What rights to i have as a beneficiary on a living revocable trust

Asked over 4 years ago - Roseville, CA

I am one of three siblings named beneficiary to my mothers home to be sold upon her demise. And her assetts split. My sister has moved in with her last year. She was diagnosed by her physican with dementia at that time. Since then there have been changes to that trust that i knew nothing about. My sister took her to have it amended giving her the house, also changed the trust to my sister to delve out as she wishes. She has put 30 thousand into the house that she may stay in or sell. She tells me that she will buy me and my sibling out. But she has no job. My mother keeps telling me she wants the trust as it was but feels pressured to do what my sister asks of her. My sister is on the same checking account with her and money is being spent left and right.

Attorney answers (3)

  1. Timothy Bryan Liebaert

    Contributor Level 10

    Answered . Normally as a beneficiary under a "revocable" trust you do not have any rights because the trustor can change the trust at any time. That is why it is revocable.

    In your situation if your mother has dementia, in a legal sense, she cannot change her trust and she cannot enter into contracts.

    What would be needed is a Petition in the Probate Court for Conservatorship. A Conservator, a person who is the closest living relative and a responsible person, would be appointed to manage your mother's affairs.

    Then, perhaps, a Petition to Instruct the Trustee (who is probably your mother at this time) would be in order and maybe even a complicated legal procedure called a Petition for Substituted Judgment, at some point in time.

    Again, if she was really diagnosed with senile dementia, then no one should be allowed to bend her will. Otherwise, someone could sell her the Brooklyn Bridge, right?

  2. Gerard William O'Brien

    Pro

    Contributor Level 16

    Answered . Was the Trust changed before or after the diagnosis? If after, get an estate attorney or litigator and they will have your sister removed and possibly surcharged for any misuse of Trust money.
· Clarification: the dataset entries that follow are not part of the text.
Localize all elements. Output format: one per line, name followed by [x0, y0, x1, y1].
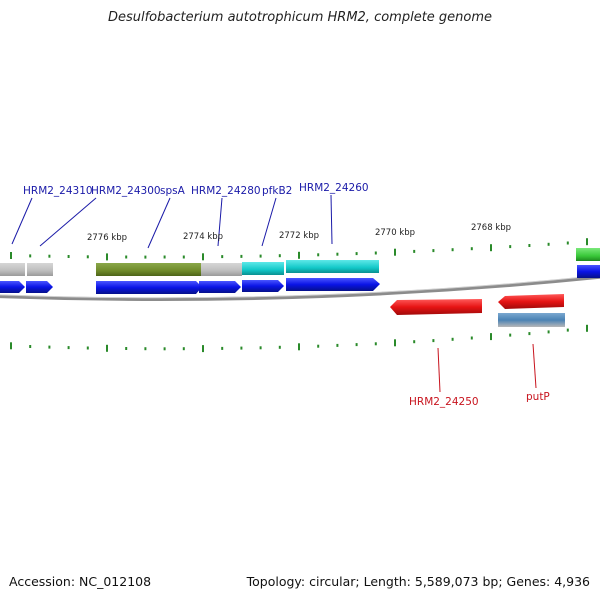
forward-gene-arrow: [0, 281, 25, 293]
inner-ticks: [10, 324, 588, 353]
gene-label: HRM2_24260: [299, 182, 369, 194]
cog-band: [201, 263, 242, 276]
gene-label: HRM2_24300: [91, 185, 161, 197]
gene-label: spsA: [160, 185, 186, 197]
tick-label: 2768 kbp: [471, 223, 511, 233]
genome-summary: Topology: circular; Length: 5,589,073 bp…: [246, 574, 590, 589]
cog-band: [498, 313, 565, 327]
forward-gene-arrow: [96, 281, 202, 294]
forward-leaders: [11, 194, 333, 249]
gene-label: putP: [526, 391, 550, 403]
gene-label: pfkB2: [262, 185, 292, 197]
tick-label: 2772 kbp: [279, 231, 319, 241]
reverse-gene-arrow: [498, 294, 564, 309]
tick-label: 2774 kbp: [183, 232, 223, 242]
outer-ticks: [10, 238, 588, 261]
reverse-gene-arrow: [390, 299, 482, 315]
genome-backbone-highlight: [0, 275, 600, 299]
accession-label: Accession: NC_012108: [9, 574, 152, 589]
tick-label: 2776 kbp: [87, 233, 127, 243]
forward-gene-arrow: [242, 280, 284, 292]
forward-gene-arrow: [577, 265, 600, 278]
cog-band: [96, 263, 201, 276]
cog-band: [242, 262, 284, 275]
gene-label: HRM2_24310: [23, 185, 93, 197]
forward-gene-arrow: [286, 278, 380, 291]
cog-band: [0, 263, 25, 276]
genome-backbone: [0, 275, 600, 302]
tick-label: 2770 kbp: [375, 228, 415, 238]
gene-label: HRM2_24250: [409, 396, 479, 408]
cog-band: [27, 263, 53, 276]
reverse-leaders: [437, 343, 537, 393]
forward-gene-arrow: [199, 281, 241, 293]
gene-label: HRM2_24280: [191, 185, 261, 197]
cog-band: [576, 248, 600, 261]
forward-gene-arrow: [26, 281, 53, 293]
cog-band: [286, 260, 379, 273]
page-title: Desulfobacterium autotrophicum HRM2, com…: [107, 10, 493, 25]
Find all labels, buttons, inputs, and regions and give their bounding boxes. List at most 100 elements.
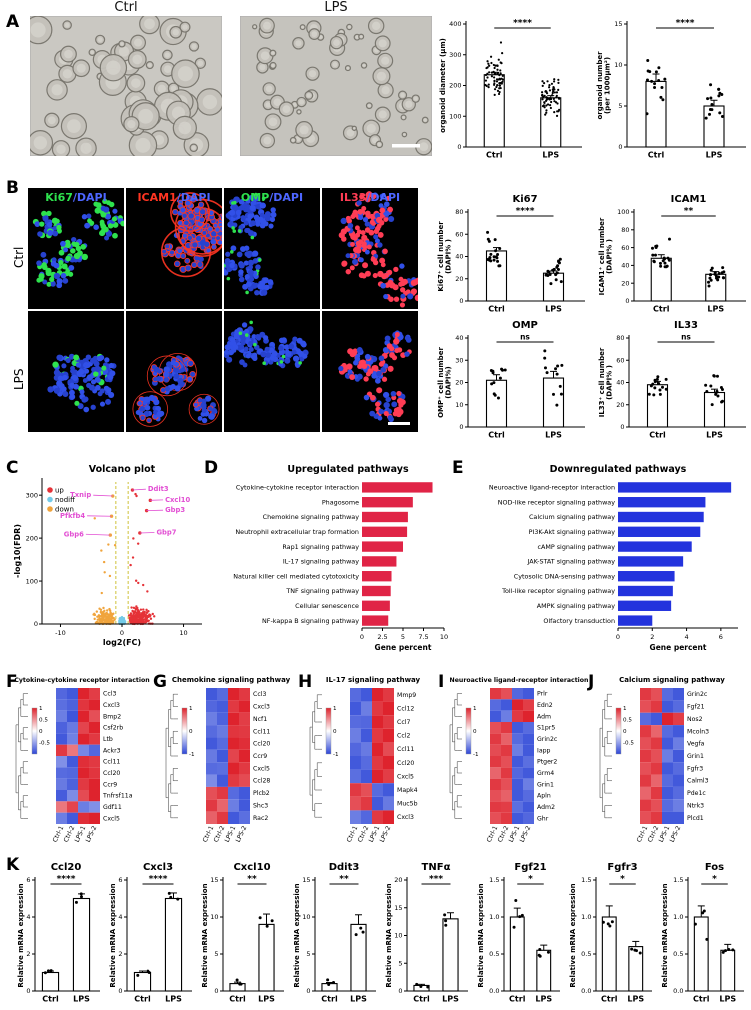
svg-text:ICAM1⁺ cell number: ICAM1⁺ cell number xyxy=(598,217,606,295)
svg-text:1: 1 xyxy=(623,706,627,712)
svg-text:LPS: LPS xyxy=(442,995,459,1004)
svg-text:Ccl7: Ccl7 xyxy=(397,719,410,726)
svg-text:100: 100 xyxy=(617,208,629,216)
svg-text:0.5: 0.5 xyxy=(623,718,632,724)
svg-text:LPS: LPS xyxy=(535,995,552,1004)
svg-text:Calml3: Calml3 xyxy=(687,778,709,785)
panel-label-k: K xyxy=(6,855,20,875)
svg-text:1.5: 1.5 xyxy=(581,876,591,884)
svg-text:Ccl28: Ccl28 xyxy=(253,778,270,785)
svg-text:Phagosome: Phagosome xyxy=(322,498,359,506)
svg-text:Ccl20: Ccl20 xyxy=(51,862,82,873)
chemokine-signaling-heatmap: Chemokine signaling pathway Ccl3 Cxcl3 Ncf1… xyxy=(165,676,291,844)
svg-text:LPS: LPS xyxy=(545,431,562,440)
svg-text:Ccl12: Ccl12 xyxy=(397,705,414,712)
svg-text:Apln: Apln xyxy=(537,793,551,800)
svg-text:Ctrl: Ctrl xyxy=(134,995,151,1004)
svg-text:20: 20 xyxy=(455,379,463,387)
svg-text:10: 10 xyxy=(179,629,187,637)
panel-label-c: C xyxy=(6,458,19,478)
svg-text:Ccl11: Ccl11 xyxy=(103,759,120,766)
brightfield-image-ctrl xyxy=(30,16,222,156)
svg-text:(DAPI% ): (DAPI% ) xyxy=(445,239,453,274)
panel-label-b: B xyxy=(6,178,19,198)
svg-text:Ptger2: Ptger2 xyxy=(537,759,557,766)
svg-text:Ncf1: Ncf1 xyxy=(253,716,267,723)
svg-text:Toll-like receptor signaling p: Toll-like receptor signaling pathway xyxy=(501,587,615,595)
marker-name-omp: OMP xyxy=(240,191,270,204)
svg-text:Shc3: Shc3 xyxy=(253,802,268,809)
svg-text:Cxcl3: Cxcl3 xyxy=(253,704,270,711)
svg-text:Volcano plot: Volcano plot xyxy=(89,464,156,475)
svg-text:1.5: 1.5 xyxy=(489,876,499,884)
svg-text:Nos2: Nos2 xyxy=(687,716,703,723)
svg-text:Rap1 signaling pathway: Rap1 signaling pathway xyxy=(282,543,359,551)
svg-text:Grm4: Grm4 xyxy=(537,770,554,777)
svg-text:Relative mRNA expression: Relative mRNA expression xyxy=(661,883,669,987)
panel-label-f: F xyxy=(6,672,18,692)
svg-text:LPS: LPS xyxy=(627,995,644,1004)
brightfield-image-lps xyxy=(240,16,432,156)
svg-text:10: 10 xyxy=(440,633,448,641)
svg-text:1.0: 1.0 xyxy=(673,913,683,921)
fgfr3-qpcr-chart: 0.0 0.5 1.0 1.5 Relative mRNA expression Ctrl… xyxy=(569,862,652,1004)
svg-text:40: 40 xyxy=(455,253,463,261)
svg-text:IL-17 signaling pathway: IL-17 signaling pathway xyxy=(326,676,421,684)
svg-text:Gbp3: Gbp3 xyxy=(165,506,185,514)
svg-text:0: 0 xyxy=(459,423,463,431)
svg-text:0: 0 xyxy=(360,633,364,641)
svg-text:4: 4 xyxy=(26,913,30,921)
svg-text:80: 80 xyxy=(455,208,463,216)
svg-text:*: * xyxy=(712,875,717,885)
svg-text:15: 15 xyxy=(614,20,622,28)
svg-text:0.0: 0.0 xyxy=(489,987,499,995)
svg-text:-log10(FDR): -log10(FDR) xyxy=(13,524,22,578)
svg-text:LPS: LPS xyxy=(706,151,723,160)
svg-text:OMP⁺ cell number: OMP⁺ cell number xyxy=(437,347,445,418)
svg-text:2: 2 xyxy=(26,950,30,958)
svg-text:Cxcl5: Cxcl5 xyxy=(103,815,120,822)
if-image-lps-omp xyxy=(224,311,320,432)
svg-text:7.5: 7.5 xyxy=(418,633,428,641)
svg-text:Relative mRNA expression: Relative mRNA expression xyxy=(477,883,485,987)
svg-text:40: 40 xyxy=(455,334,463,342)
svg-text:Csf2rb: Csf2rb xyxy=(103,725,123,732)
svg-text:log2(FC): log2(FC) xyxy=(103,638,141,647)
downregulated-pathways-chart: Neuroactive ligand-receptor interaction N… xyxy=(489,464,738,652)
svg-text:Gbp7: Gbp7 xyxy=(156,529,176,537)
if-image-lps-ki67 xyxy=(28,311,124,432)
svg-text:10: 10 xyxy=(455,401,463,409)
if-image-ctrl-ki67 xyxy=(28,188,124,309)
svg-text:-0.5: -0.5 xyxy=(623,741,634,747)
svg-text:300: 300 xyxy=(449,51,461,59)
svg-text:**: ** xyxy=(684,207,694,217)
svg-text:S1pr5: S1pr5 xyxy=(537,725,555,732)
svg-text:LPS: LPS xyxy=(73,995,90,1004)
cytokine-receptor-heatmap: Cytokine-cytokine receptor interaction Cc… xyxy=(14,677,149,844)
panel-label-i: I xyxy=(438,672,445,692)
svg-text:0.5: 0.5 xyxy=(39,718,48,724)
svg-text:Ccl20: Ccl20 xyxy=(253,741,270,748)
svg-text:20: 20 xyxy=(621,279,629,287)
svg-text:10: 10 xyxy=(302,913,310,921)
svg-text:0: 0 xyxy=(623,729,627,735)
svg-text:*: * xyxy=(620,875,625,885)
svg-text:0: 0 xyxy=(457,143,461,151)
svg-text:****: **** xyxy=(57,875,76,885)
svg-text:Upregulated pathways: Upregulated pathways xyxy=(287,464,409,475)
svg-text:Txnip: Txnip xyxy=(70,491,91,499)
svg-text:ns: ns xyxy=(681,333,691,342)
svg-text:0: 0 xyxy=(34,620,38,628)
svg-text:0: 0 xyxy=(625,297,629,305)
svg-text:Grin2c: Grin2c xyxy=(537,736,558,743)
svg-text:0: 0 xyxy=(118,987,122,995)
calcium-signaling-heatmap: Calcium signaling pathway Grin2c Fgf21 Nos2… xyxy=(599,676,725,844)
svg-text:1.0: 1.0 xyxy=(489,913,499,921)
panel-label-g: G xyxy=(153,672,167,692)
svg-text:1.0: 1.0 xyxy=(581,913,591,921)
svg-text:(DAPI%): (DAPI%) xyxy=(445,366,453,398)
svg-text:Cytokine-cytokine receptor int: Cytokine-cytokine receptor interaction xyxy=(14,677,149,684)
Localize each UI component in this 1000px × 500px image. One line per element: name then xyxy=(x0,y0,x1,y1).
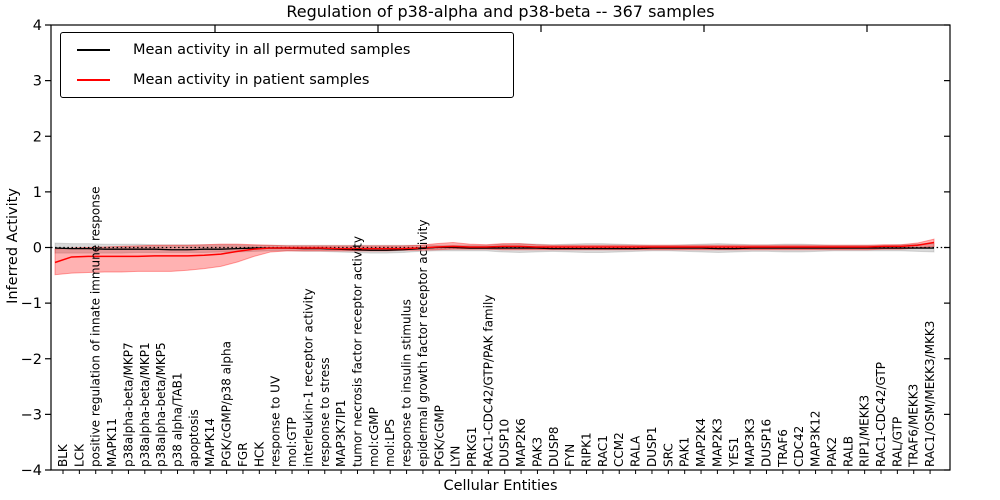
x-tick-label: FGR xyxy=(236,442,250,467)
y-axis-label: Inferred Activity xyxy=(5,188,21,304)
x-tick-label: mol:cGMP xyxy=(367,407,381,467)
x-tick-label: DUSP8 xyxy=(547,426,561,467)
x-tick-label: MAP2K3 xyxy=(710,418,724,467)
x-tick-label: p38alpha-beta/MKP5 xyxy=(154,342,168,467)
x-tick-label: response to UV xyxy=(269,375,283,467)
x-tick-label: RALA xyxy=(629,435,643,467)
x-axis-label: Cellular Entities xyxy=(443,478,558,494)
x-tick-label: MAP2K4 xyxy=(694,418,708,467)
x-tick-label: mol:GTP xyxy=(285,417,299,467)
x-tick-label: MAP3K12 xyxy=(809,410,823,467)
x-tick-label: TRAF6 xyxy=(776,429,790,468)
y-tick-label: −4 xyxy=(21,463,42,479)
x-tick-label: response to insulin stimulus xyxy=(400,299,414,467)
x-tick-label: SRC xyxy=(661,443,675,467)
chart-title: Regulation of p38-alpha and p38-beta -- … xyxy=(286,2,715,21)
x-tick-label: tumor necrosis factor receptor activity xyxy=(350,236,364,467)
x-tick-label: MAPK14 xyxy=(203,418,217,467)
x-tick-label: CDC42 xyxy=(792,426,806,467)
legend-black-line-swatch xyxy=(77,49,110,51)
x-tick-label: p38 alpha/TAB1 xyxy=(171,373,185,467)
y-tick-label: −3 xyxy=(21,407,42,423)
x-tick-label: RIP1/MEKK3 xyxy=(858,395,872,467)
x-tick-label: PGK/cGMP xyxy=(432,405,446,467)
y-tick-label: 3 xyxy=(33,74,42,90)
legend-label-permuted: Mean activity in all permuted samples xyxy=(133,42,411,58)
permuted-mean-line xyxy=(54,246,934,251)
x-tick-label: PGK/cGMP/p38 alpha xyxy=(220,341,234,467)
legend: Mean activity in all permuted samples Me… xyxy=(60,32,514,98)
y-tick-label: 4 xyxy=(33,18,42,34)
y-tick-label: 2 xyxy=(33,129,42,145)
x-tick-label: RAC1/OSM/MEKK3/MKK3 xyxy=(923,321,937,467)
x-tick-label: positive regulation of innate immune res… xyxy=(89,187,103,467)
x-tick-label: apoptosis xyxy=(187,409,201,467)
legend-label-patient: Mean activity in patient samples xyxy=(133,72,370,88)
x-tick-label: RAC1-CDC42/GTP/PAK family xyxy=(481,295,495,467)
x-tick-label: RALB xyxy=(841,436,855,467)
x-tick-label: RAL/GTP xyxy=(890,417,904,467)
legend-red-line-swatch xyxy=(77,79,110,81)
y-tick-label: 1 xyxy=(33,185,42,201)
x-tick-label: RAC1 xyxy=(596,435,610,467)
y-tick-label: 0 xyxy=(33,241,42,257)
x-tick-label: PAK3 xyxy=(530,437,544,467)
x-tick-label: RIPK1 xyxy=(580,432,594,467)
x-tick-label: BLK xyxy=(56,443,70,467)
x-tick-label: FYN xyxy=(563,444,577,467)
x-tick-label: PAK1 xyxy=(678,437,692,467)
x-tick-label: MAP3K7IP1 xyxy=(334,400,348,467)
x-tick-label: interleukin-1 receptor activity xyxy=(301,288,315,467)
x-tick-label: HCK xyxy=(252,441,266,467)
x-tick-label: MAP3K3 xyxy=(743,418,757,467)
x-tick-label: DUSP16 xyxy=(759,419,773,467)
x-tick-label: mol:LPS xyxy=(383,419,397,467)
x-tick-label: YES1 xyxy=(727,437,741,468)
y-tick-label: −1 xyxy=(21,296,42,312)
x-tick-label: epidermal growth factor receptor activit… xyxy=(416,220,430,467)
patient-mean-line xyxy=(54,241,935,264)
x-tick-label: TRAF6/MEKK3 xyxy=(907,384,921,468)
x-tick-label: p38alpha-beta/MKP1 xyxy=(138,342,152,467)
x-tick-label: PRKG1 xyxy=(465,427,479,467)
x-tick-label: MAP2K6 xyxy=(514,418,528,467)
x-tick-label: LCK xyxy=(72,443,86,467)
x-tick-label: DUSP10 xyxy=(498,419,512,467)
x-tick-label: PAK2 xyxy=(825,437,839,467)
x-tick-label: CCM2 xyxy=(612,432,626,467)
legend-entry-patient: Mean activity in patient samples xyxy=(61,68,513,92)
x-tick-label: LYN xyxy=(449,446,463,467)
x-tick-label: RAC1-CDC42/GTP xyxy=(874,362,888,467)
x-tick-label: MAPK11 xyxy=(105,418,119,467)
x-tick-label: DUSP1 xyxy=(645,426,659,467)
y-tick-label: −2 xyxy=(21,352,42,368)
legend-entry-permuted: Mean activity in all permuted samples xyxy=(61,38,513,62)
x-tick-label: response to stress xyxy=(318,357,332,467)
x-tick-label: p38alpha-beta/MKP7 xyxy=(121,342,135,467)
If the changes were made before diagnosis your attorney can still prove that Mom wasn't capable of making the changes and that your sister exercised undue influence over your mother.

    Be careful while you are in the process of getting the estate put right that your mother is not neglected or harmed by the resident sister. This may be an appropriate time to get Adult Protective services involved.

    This sounds like a situation where you should act quickly. HOWEVER, BEFORE YOU DO ANYTHING consult a licensed estate or litigation attorney in your area and go over the case with the attorney presenting all of the facts and supporting documents you have. This may help the attorney advise you with more precision, about how to protect your mother and yourself..

  3. Neal E. Bartlett

    Contributor Level 7

    Answered . I'll agree with the previous response--you are probably going to need to have a conservator appointed in this case. Moreover, it seems like it would probably be in your best interest to immediately contact a probate attorney in your area who handles this sort of work. I would recommend moving on this now--because if you try to challenge it after the fact your sister could likely hire an attorney (at the expense of the trust) to defend the action and you may be caught up in a no-contest clause problem if one was included in the trust.

    *DISCLAIMER* This answer is based on California law; the laws of other states may well lead to a different response or suggestion. This answer does not constitute legal advice nor does it form an attorney-client relationship between the questioner and responder. You should seek competent local legal counsel to address any specific legal concerns you have.